A detailed overview of the postulated mechanisms of myocardial injury in COVID-19 is beyond the scope of this review and is covered elsewhere.^22,23 However, there are several mechanisms to explain troponin rise in COVID-19 infection which include coronary plaque rupture (Type 1 myocardial infarction), oxygen supply-demand imbalance (Type 2 myocardial infarction) due to hypoxia due to severe respiratory infection, direct viral invasion via ACE2 receptors in the myocardium, cardiac inflammation due to cytokine storm, stress-cardiomyopathy,¹³ myocarditis,¹² and de novo coronary or microvascular thrombosis and dysfunction.²⁴

For the cardiologist the contribution of each aspect must be judged on a case by case basis with careful use of appropriate investigations such as electrocardiography, echocardiography, angiography and, in some cases, cardiac magnetic resonance imaging. Some reports suggest that, in view of the increased mortality observed in patients with myocardial injury, these patients should be treated in a more aggressive manner with targeted treatment.^16,18 However, given the variety of mechanisms, and potential difficulty in discriminating between them in critically ill patients, outside of type 1 myocardial infarction the correct “targeted” treatment may not always be clear.
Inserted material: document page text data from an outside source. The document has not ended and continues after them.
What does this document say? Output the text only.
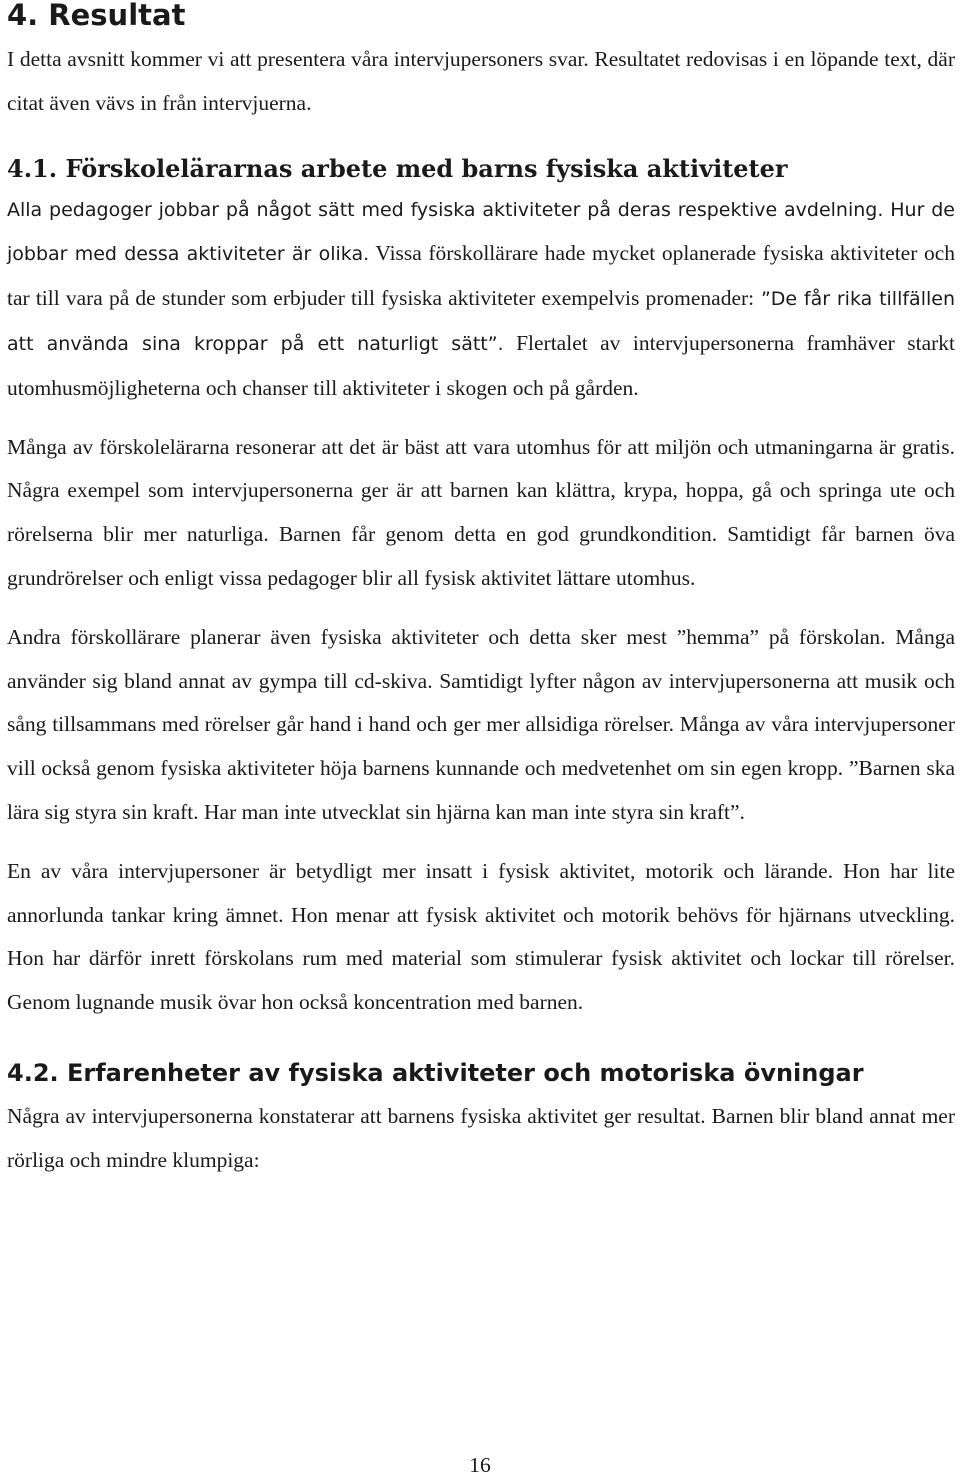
4. Resultat

I detta avsnitt kommer vi att presentera våra intervjupersoners svar. Resultatet redovisas i en löpande text, där citat även vävs in från intervjuerna.

4.1. Förskolelärarnas arbete med barns fysiska aktiviteter

Alla pedagoger jobbar på något sätt med fysiska aktiviteter på deras respektive avdelning. Hur de jobbar med dessa aktiviteter är olika. Vissa förskollärare hade mycket oplanerade fysiska aktiviteter och tar till vara på de stunder som erbjuder till fysiska aktiviteter exempelvis promenader: ”De får rika tillfällen att använda sina kroppar på ett naturligt sätt”. Flertalet av intervjupersonerna framhäver starkt utomhusmöjligheterna och chanser till aktiviteter i skogen och på gården.

Många av förskolelärarna resonerar att det är bäst att vara utomhus för att miljön och utmaningarna är gratis. Några exempel som intervjupersonerna ger är att barnen kan klättra, krypa, hoppa, gå och springa ute och rörelserna blir mer naturliga. Barnen får genom detta en god grundkondition. Samtidigt får barnen öva grundrörelser och enligt vissa pedagoger blir all fysisk aktivitet lättare utomhus.

Andra förskollärare planerar även fysiska aktiviteter och detta sker mest ”hemma” på förskolan. Många använder sig bland annat av gympa till cd-skiva. Samtidigt lyfter någon av intervjupersonerna att musik och sång tillsammans med rörelser går hand i hand och ger mer allsidiga rörelser. Många av våra intervjupersoner vill också genom fysiska aktiviteter höja barnens kunnande och medvetenhet om sin egen kropp. ”Barnen ska lära sig styra sin kraft. Har man inte utvecklat sin hjärna kan man inte styra sin kraft”.

En av våra intervjupersoner är betydligt mer insatt i fysisk aktivitet, motorik och lärande. Hon har lite annorlunda tankar kring ämnet. Hon menar att fysisk aktivitet och motorik behövs för hjärnans utveckling. Hon har därför inrett förskolans rum med material som stimulerar fysisk aktivitet och lockar till rörelser. Genom lugnande musik övar hon också koncentration med barnen.

4.2. Erfarenheter av fysiska aktiviteter och motoriska övningar

Några av intervjupersonerna konstaterar att barnens fysiska aktivitet ger resultat. Barnen blir bland annat mer rörliga och mindre klumpiga:

16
It is suggested elsewhere that direct infection of the myocardium and subsequent myocarditis is a less common cause of myocardial injury compared to other non-ischemic causes (e.g. severe hypoxia, systemic inflammation, cytokine storm etc).²³ While individual case reports have suggested good outcomes of patients with diagnoses of COVID-19 associated myocarditis these patients have been treated with different combinations of steroids, intravenous immunoglobulin and antivirals making it difficult to draw conclusions on optimal management strategies.^12,25 The predominant focus of this review is on the management of patients with COVID-19 with myocardial injury secondary to type 1 myocardial infarction with intra-coronary thrombus. It should be noted that myocardial injury predicting increased mortality is present across a variety of conditions, however these known associations have not yet impacted on management.^26,27

The Impact of COVID-19 on Primary Percutaneous Coronary Intervention (PCI)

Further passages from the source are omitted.